The next challenge comes in the implementation of the idea. As we are interested in the overall transformation of attitude about sexuality, it has to be popular. Now the dissemination of this new model for adoption and internalization by mass should be very aggressive. Sexual identity constitute a major part of one's identity. So the renunciation of the old one can not be expected to be readily accepted. The new notion has to be appealing, not just convincing. So it has to be marketted. How? May be through media. By publishing new books and telecasting new tele-serials.
Okay, fair enough. But then what are we going to do with the classic literature and movies which shape the minds of people in the traditional way?

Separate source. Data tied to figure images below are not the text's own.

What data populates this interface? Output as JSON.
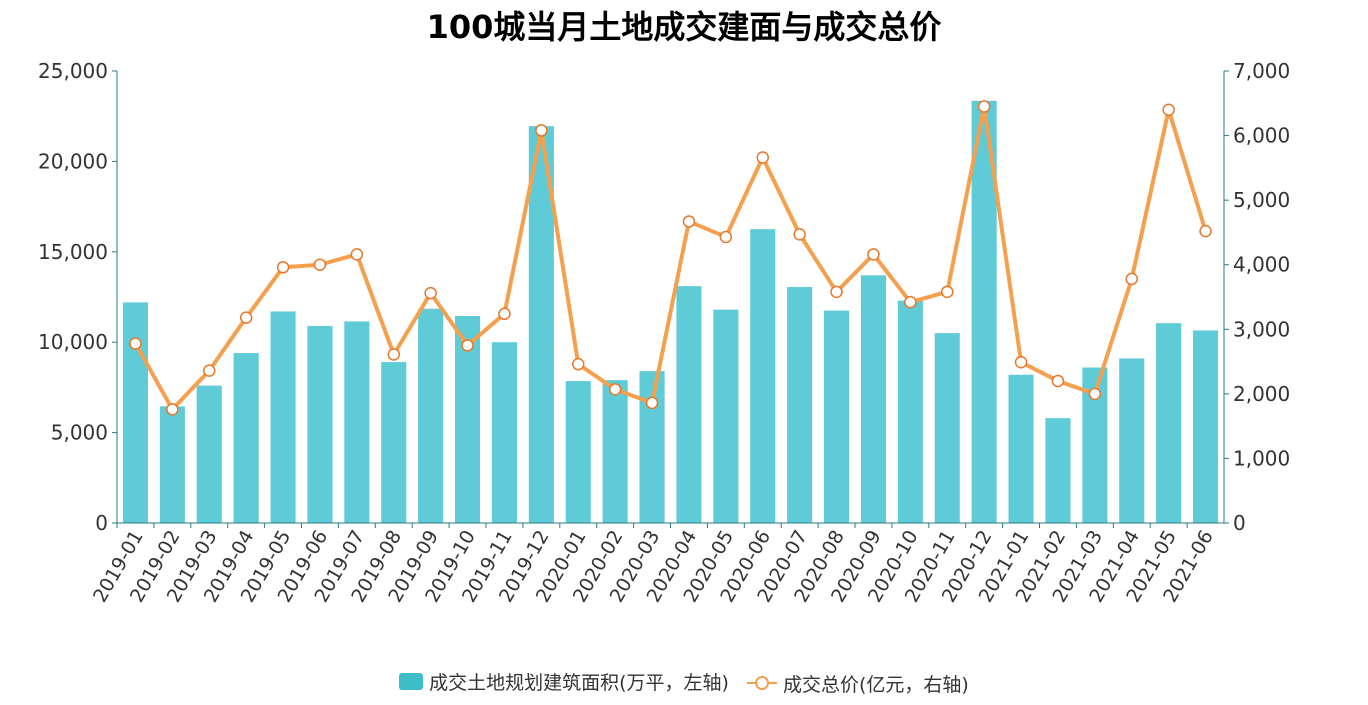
{
  "chart_data": {
    "type": "bar",
    "title": "100城当月土地成交建面与成交总价",
    "categories": [
      "2019-01",
      "2019-02",
      "2019-03",
      "2019-04",
      "2019-05",
      "2019-06",
      "2019-07",
      "2019-08",
      "2019-09",
      "2019-10",
      "2019-11",
      "2019-12",
      "2020-01",
      "2020-02",
      "2020-03",
      "2020-04",
      "2020-05",
      "2020-06",
      "2020-07",
      "2020-08",
      "2020-09",
      "2020-10",
      "2020-11",
      "2020-12",
      "2021-01",
      "2021-02",
      "2021-03",
      "2021-04",
      "2021-05",
      "2021-06"
    ],
    "series": [
      {
        "name": "成交土地规划建筑面积(万平，左轴)",
        "type": "bar",
        "axis": "left",
        "color": "#5ecbd6",
        "values": [
          12200,
          6450,
          7600,
          9400,
          11700,
          10900,
          11150,
          8900,
          11850,
          11450,
          10000,
          21950,
          7850,
          7900,
          8400,
          13100,
          11800,
          16250,
          13050,
          11750,
          13700,
          12300,
          10500,
          23350,
          8200,
          5800,
          8600,
          9100,
          11050,
          10650
        ]
      },
      {
        "name": "成交总价(亿元，右轴)",
        "type": "line",
        "axis": "right",
        "color": "#f5a04f",
        "values": [
          2780,
          1760,
          2360,
          3180,
          3960,
          4000,
          4160,
          2610,
          3560,
          2750,
          3240,
          6080,
          2460,
          2070,
          1860,
          4670,
          4430,
          5660,
          4470,
          3580,
          4160,
          3420,
          3580,
          6450,
          2490,
          2200,
          2000,
          3780,
          6400,
          4520
        ]
      }
    ],
    "ylim_left": [
      0,
      25000
    ],
    "ylim_right": [
      0,
      7000
    ],
    "yticks_left": [
      "0",
      "5,000",
      "10,000",
      "15,000",
      "20,000",
      "25,000"
    ],
    "yticks_right": [
      "0",
      "1,000",
      "2,000",
      "3,000",
      "4,000",
      "5,000",
      "6,000",
      "7,000"
    ],
    "grid": false,
    "legend_position": "bottom"
  }
}
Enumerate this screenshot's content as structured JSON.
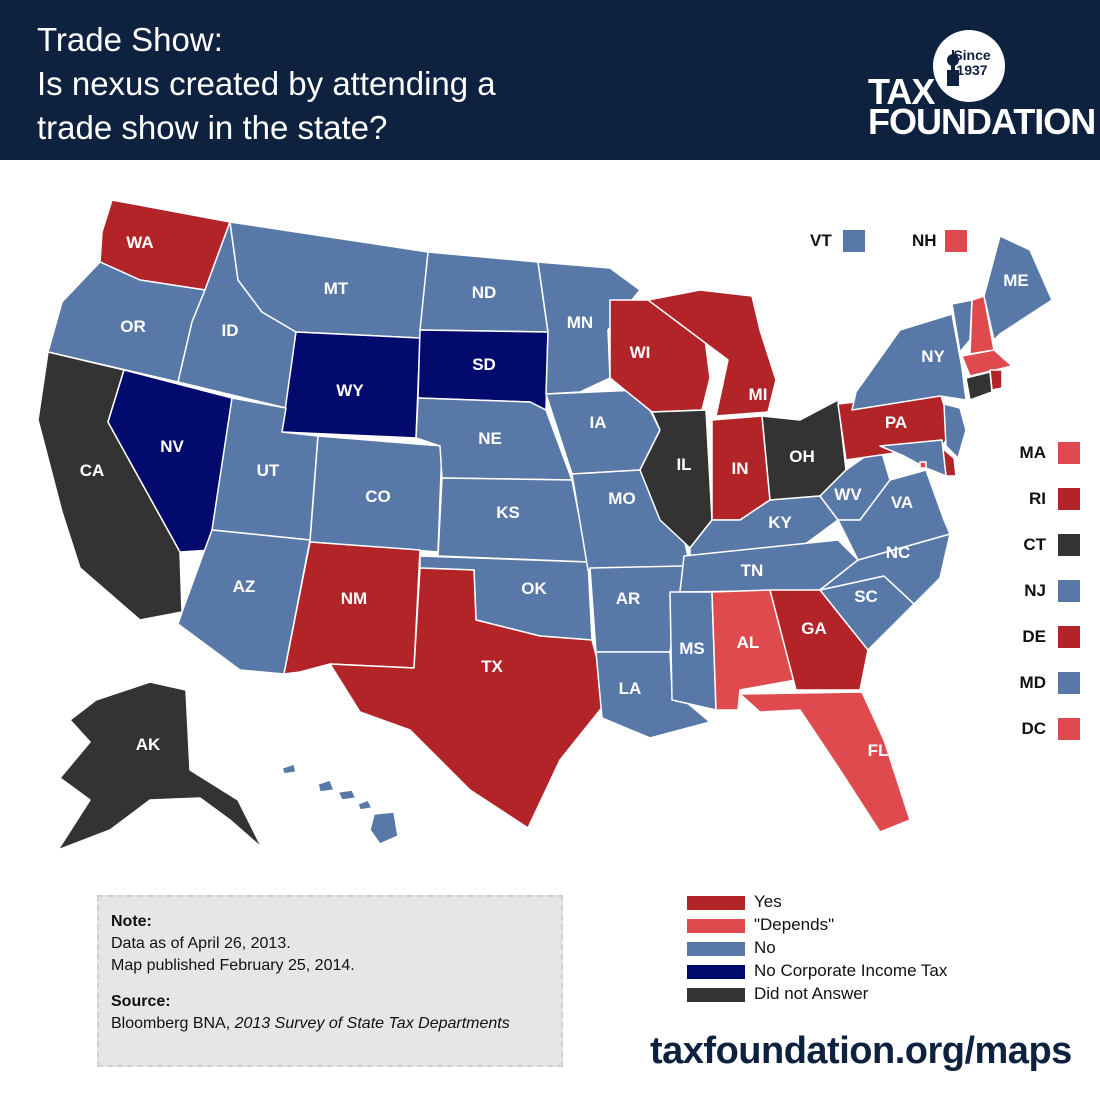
{
  "header": {
    "title_line1": "Trade Show:",
    "title_line2": "Is nexus created by attending a",
    "title_line3": "trade show in the state?"
  },
  "logo": {
    "word1": "TAX",
    "word2": "FOUNDATION",
    "seal_line1": "Since",
    "seal_line2": "1937"
  },
  "colors": {
    "yes": "#b22428",
    "depends": "#de4a4d",
    "no": "#5878a8",
    "none": "#030a6e",
    "no_answer": "#333333",
    "header_bg": "#0e2240"
  },
  "states": {
    "WA": "yes",
    "OR": "no",
    "CA": "no_answer",
    "NV": "none",
    "ID": "no",
    "MT": "no",
    "WY": "none",
    "UT": "no",
    "AZ": "no",
    "CO": "no",
    "NM": "yes",
    "ND": "no",
    "SD": "none",
    "NE": "no",
    "KS": "no",
    "OK": "no",
    "TX": "yes",
    "MN": "no",
    "IA": "no",
    "MO": "no",
    "AR": "no",
    "LA": "no",
    "WI": "yes",
    "IL": "no_answer",
    "MS": "no",
    "MI": "yes",
    "IN": "yes",
    "KY": "no",
    "TN": "no",
    "AL": "depends",
    "OH": "no_answer",
    "WV": "no",
    "VA": "no",
    "NC": "no",
    "SC": "no",
    "GA": "yes",
    "FL": "depends",
    "PA": "yes",
    "NY": "no",
    "ME": "no",
    "AK": "no_answer",
    "HI": "no",
    "VT": "no",
    "NH": "depends",
    "MA": "depends",
    "RI": "yes",
    "CT": "no_answer",
    "NJ": "no",
    "DE": "yes",
    "MD": "no",
    "DC": "depends"
  },
  "small_states": [
    {
      "code": "MA",
      "status": "depends"
    },
    {
      "code": "RI",
      "status": "yes"
    },
    {
      "code": "CT",
      "status": "no_answer"
    },
    {
      "code": "NJ",
      "status": "no"
    },
    {
      "code": "DE",
      "status": "yes"
    },
    {
      "code": "MD",
      "status": "no"
    },
    {
      "code": "DC",
      "status": "depends"
    }
  ],
  "top_small_states": [
    {
      "code": "VT",
      "status": "no"
    },
    {
      "code": "NH",
      "status": "depends"
    }
  ],
  "legend": [
    {
      "label": "Yes",
      "status": "yes"
    },
    {
      "label": "\"Depends\"",
      "status": "depends"
    },
    {
      "label": "No",
      "status": "no"
    },
    {
      "label": "No Corporate Income Tax",
      "status": "none"
    },
    {
      "label": "Did not Answer",
      "status": "no_answer"
    }
  ],
  "note": {
    "heading": "Note:",
    "line1": "Data as of April 26, 2013.",
    "line2": "Map published February 25, 2014.",
    "source_heading": "Source:",
    "source_text": "Bloomberg BNA, ",
    "source_italic": "2013 Survey of State Tax Departments"
  },
  "url": "taxfoundation.org/maps"
}
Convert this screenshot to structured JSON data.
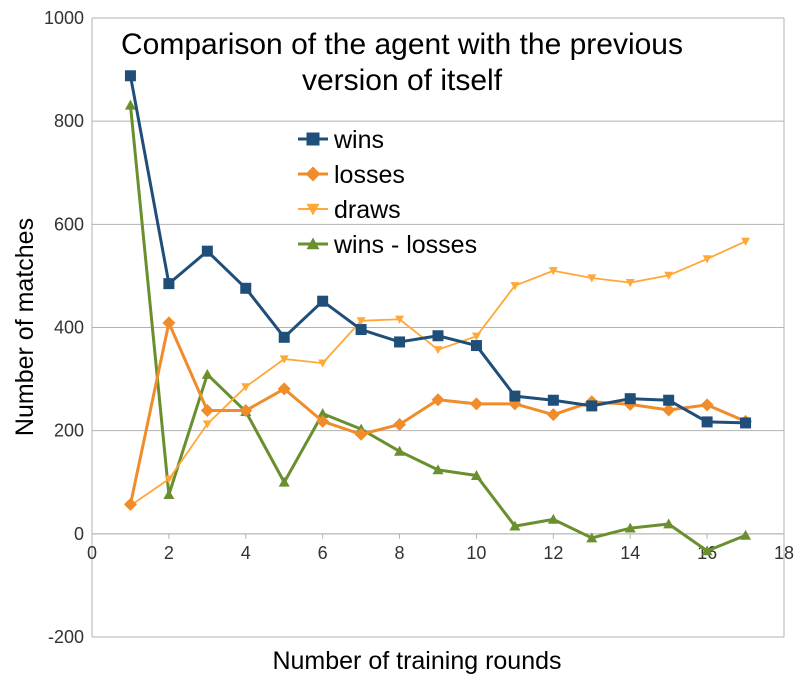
{
  "chart_data": {
    "type": "line",
    "title": [
      "Comparison of the agent with the previous",
      "version of itself"
    ],
    "xlabel": "Number of training rounds",
    "ylabel": "Number of matches",
    "xlim": [
      0,
      18
    ],
    "ylim": [
      -200,
      1000
    ],
    "x_ticks": [
      0,
      2,
      4,
      6,
      8,
      10,
      12,
      14,
      16,
      18
    ],
    "y_ticks": [
      -200,
      0,
      200,
      400,
      600,
      800,
      1000
    ],
    "grid": "horizontal",
    "legend_position": "top-center",
    "x": [
      1,
      2,
      3,
      4,
      5,
      6,
      7,
      8,
      9,
      10,
      11,
      12,
      13,
      14,
      15,
      16,
      17
    ],
    "series": [
      {
        "name": "wins",
        "color": "#1f4e79",
        "marker": "square",
        "values": [
          888,
          485,
          548,
          476,
          381,
          451,
          396,
          372,
          384,
          365,
          267,
          259,
          248,
          262,
          259,
          217,
          215
        ]
      },
      {
        "name": "losses",
        "color": "#f08c2a",
        "marker": "diamond",
        "values": [
          57,
          409,
          239,
          239,
          281,
          218,
          193,
          212,
          260,
          252,
          252,
          231,
          256,
          251,
          240,
          250,
          218
        ]
      },
      {
        "name": "draws",
        "color": "#ffa838",
        "marker": "triangle-down",
        "values": [
          55,
          106,
          213,
          285,
          339,
          331,
          413,
          416,
          357,
          383,
          481,
          510,
          496,
          487,
          501,
          533,
          567
        ]
      },
      {
        "name": "wins - losses",
        "color": "#6a8f2e",
        "marker": "triangle-up",
        "values": [
          831,
          76,
          309,
          237,
          100,
          233,
          203,
          160,
          124,
          113,
          15,
          28,
          -8,
          11,
          19,
          -33,
          -3
        ]
      }
    ]
  }
}
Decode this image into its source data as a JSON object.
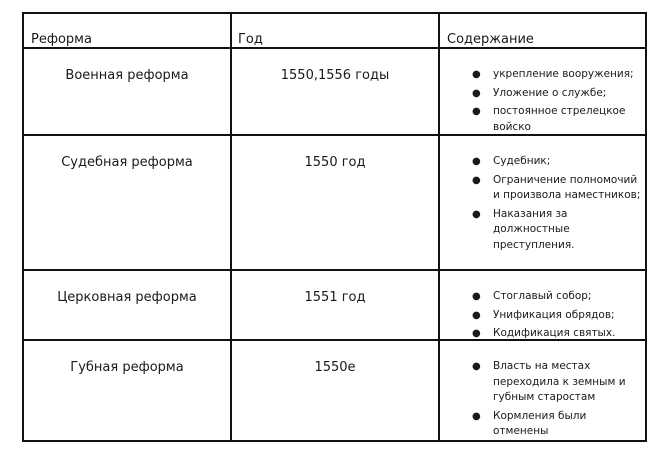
{
  "table": {
    "headers": [
      "Реформа",
      "Год",
      "Содержание"
    ],
    "rows": [
      {
        "reform": "Военная реформа",
        "year": "1550,1556 годы",
        "content": [
          "укрепление вооружения;",
          "Уложение о службе;",
          "постоянное стрелецкое войско"
        ]
      },
      {
        "reform": "Судебная реформа",
        "year": "1550 год",
        "content": [
          "Судебник;",
          "Ограничение полномочий и произвола наместников;",
          "Наказания за должностные преступления."
        ]
      },
      {
        "reform": "Церковная реформа",
        "year": "1551 год",
        "content": [
          "Стоглавый собор;",
          "Унификация обрядов;",
          "Кодификация святых."
        ]
      },
      {
        "reform": "Губная реформа",
        "year": "1550е",
        "content": [
          "Власть на местах переходила к земным и губным старостам",
          "Кормления были отменены"
        ]
      }
    ]
  }
}
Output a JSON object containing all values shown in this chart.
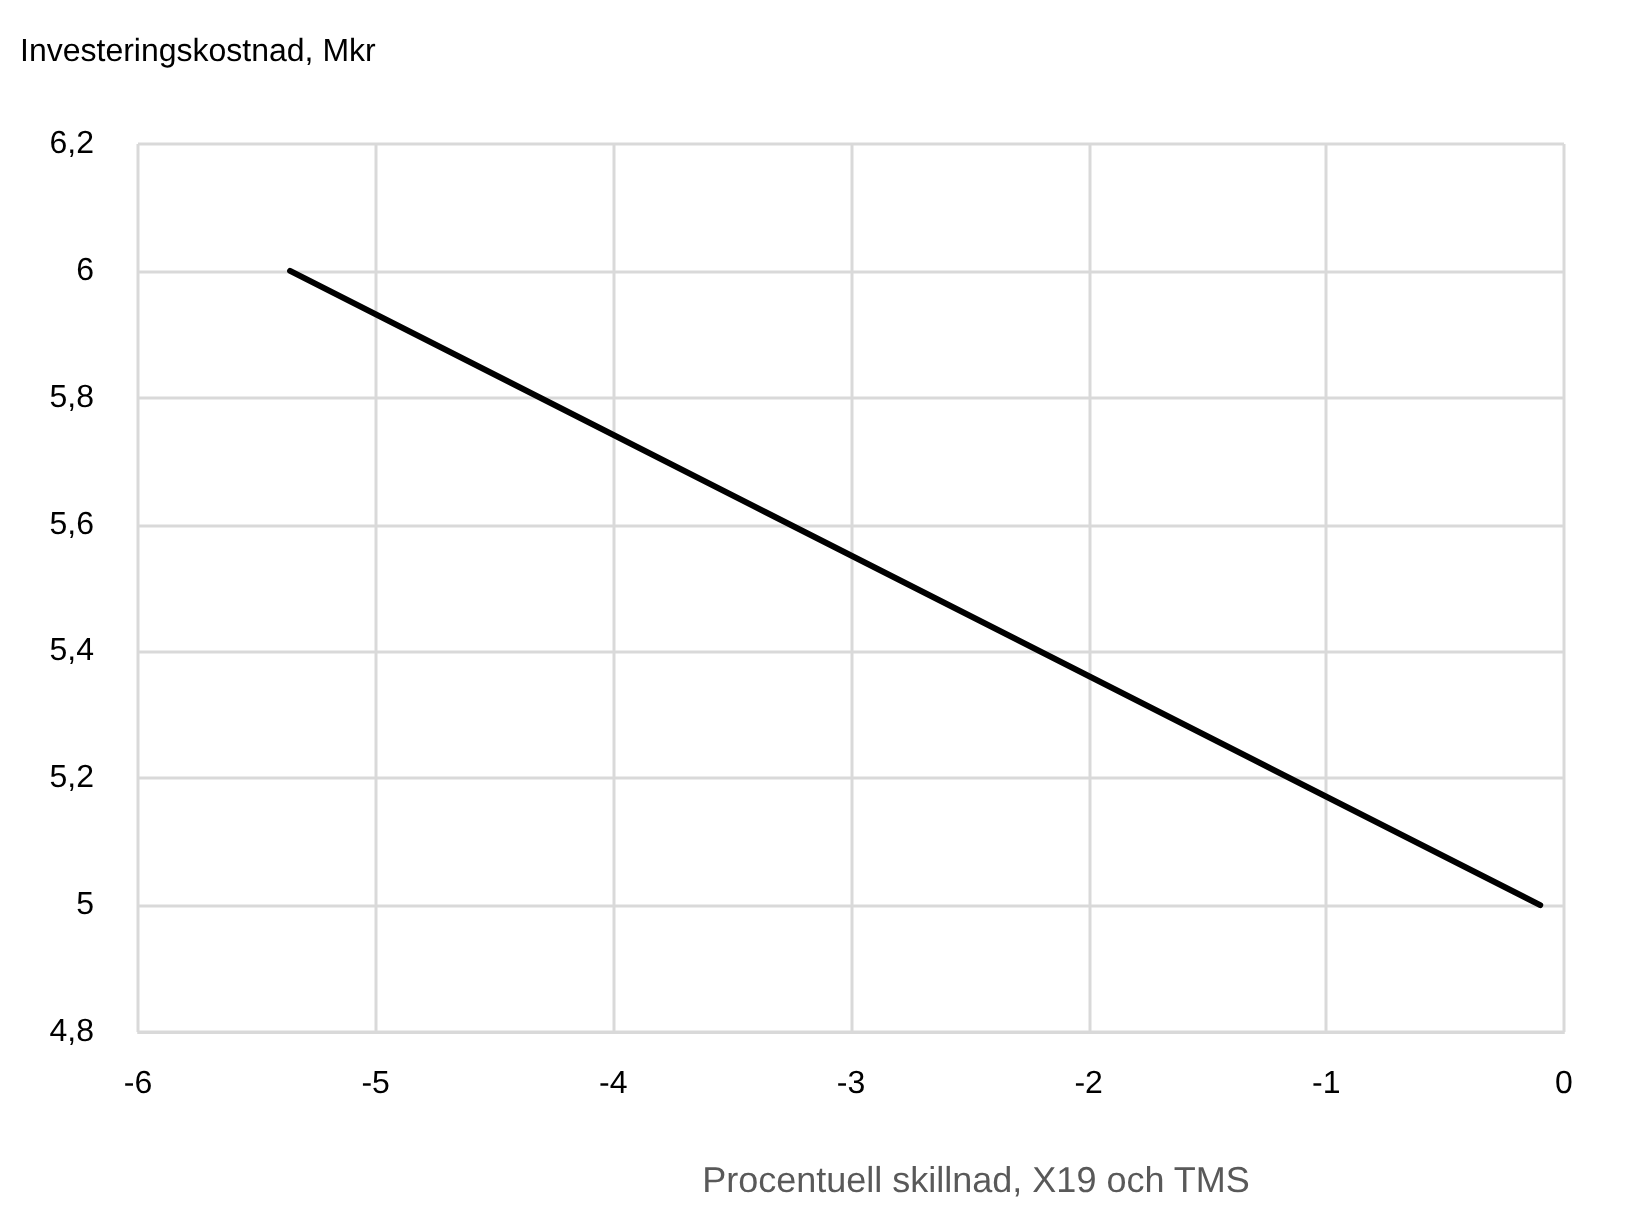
{
  "chart_data": {
    "type": "line",
    "ylabel": "Investeringskostnad, Mkr",
    "xlabel": "Procentuell skillnad, X19 och TMS",
    "x": [
      -5.36,
      -0.1
    ],
    "series": [
      {
        "color": "#000000",
        "values": [
          6,
          5
        ]
      }
    ],
    "xlim": [
      -6,
      0
    ],
    "xticks": [
      -6,
      -5,
      -4,
      -3,
      -2,
      -1,
      0
    ],
    "ylim": [
      4.8,
      6.2
    ],
    "yticks": [
      {
        "value": 4.8,
        "label": "4,8"
      },
      {
        "value": 5,
        "label": "5"
      },
      {
        "value": 5.2,
        "label": "5,2"
      },
      {
        "value": 5.4,
        "label": "5,4"
      },
      {
        "value": 5.6,
        "label": "5,6"
      },
      {
        "value": 5.8,
        "label": "5,8"
      },
      {
        "value": 6,
        "label": "6"
      },
      {
        "value": 6.2,
        "label": "6,2"
      }
    ],
    "grid": true,
    "marker": "none",
    "line_style": "solid"
  }
}
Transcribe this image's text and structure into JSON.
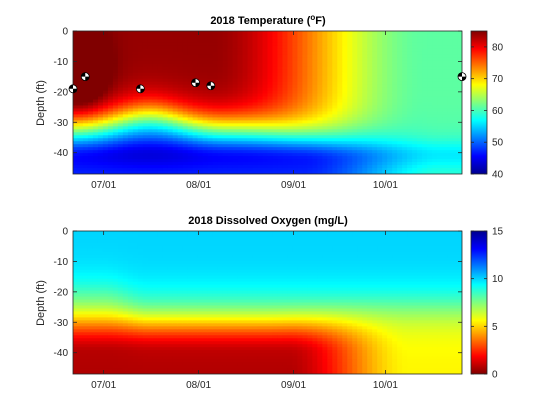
{
  "chart_data": [
    {
      "type": "heatmap",
      "title": "2018 Temperature (",
      "title_sup": "o",
      "title_unit": "F)",
      "ylabel": "Depth (ft)",
      "xlabel": "",
      "x_ticks": [
        "07/01",
        "08/01",
        "09/01",
        "10/01"
      ],
      "x_tick_dates": [
        "2018-07-01",
        "2018-08-01",
        "2018-09-01",
        "2018-10-01"
      ],
      "xlim": [
        "2018-06-21",
        "2018-10-26"
      ],
      "y_ticks": [
        0,
        -10,
        -20,
        -30,
        -40
      ],
      "ylim": [
        -47,
        0
      ],
      "colorbar": {
        "ticks": [
          40,
          50,
          60,
          70,
          80
        ],
        "range": [
          40,
          85
        ],
        "colormap": "jet"
      },
      "grid": false,
      "markers": [
        {
          "date": "2018-06-21",
          "depth": -19
        },
        {
          "date": "2018-06-25",
          "depth": -15
        },
        {
          "date": "2018-07-13",
          "depth": -19
        },
        {
          "date": "2018-07-31",
          "depth": -17
        },
        {
          "date": "2018-08-05",
          "depth": -18
        },
        {
          "date": "2018-10-26",
          "depth": -15
        }
      ]
    },
    {
      "type": "heatmap",
      "title": "2018 Dissolved Oxygen (mg/L)",
      "ylabel": "Depth (ft)",
      "xlabel": "",
      "x_ticks": [
        "07/01",
        "08/01",
        "09/01",
        "10/01"
      ],
      "x_tick_dates": [
        "2018-07-01",
        "2018-08-01",
        "2018-09-01",
        "2018-10-01"
      ],
      "xlim": [
        "2018-06-21",
        "2018-10-26"
      ],
      "y_ticks": [
        0,
        -10,
        -20,
        -30,
        -40
      ],
      "ylim": [
        -47,
        0
      ],
      "colorbar": {
        "ticks": [
          0,
          5,
          10,
          15
        ],
        "range": [
          0,
          15
        ],
        "colormap": "jet-reversed"
      },
      "grid": false
    }
  ]
}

Because they will continue to perpetuate the old beliefs about gender roles. And then who will dictate an individual to choose a particular book to read and a particular movie to watch? And who should? Is it fair to confiscate subjectivity and freedom from a society to facilitate the injection of a political viewpoint in people's mindset? Should media be allowed to be used as an instrument of political propaganda? These are the sphinx-like questions which need to be answered before doing anything in this direction under the umbrella of rectitude.
At last one passing thought. Wont the proposed desexualization(or re-sexualization) make our life more boring? What'ld be its affect on poetry? On romance? On the man-woman chemistry?What would we do then, for excitement? Will it make ur more libertine? Or will it just lead us to more freedom and individuality? We need to estimate the overall cost of this change before giving it our countenance.
I find myself coming up with so many doubts. They are not unreasonable. But it might be because of the fear of the unknown. It might also be due to nostalgia. Or something like castration complex?? Or do I want to retain my power? Oh no. not again!! Is it nothing but a power game? At least there are people who would dismiss all your arguments in one sweep, by questioning your intentions. No, the poisoning has been done, irremediably. The change is inevitable.
No one can stop an idea whose time has come. - Victor Hugo
In the brave new world, Let Amit and his wife(I dont remember her name) sing in harmony. Amen.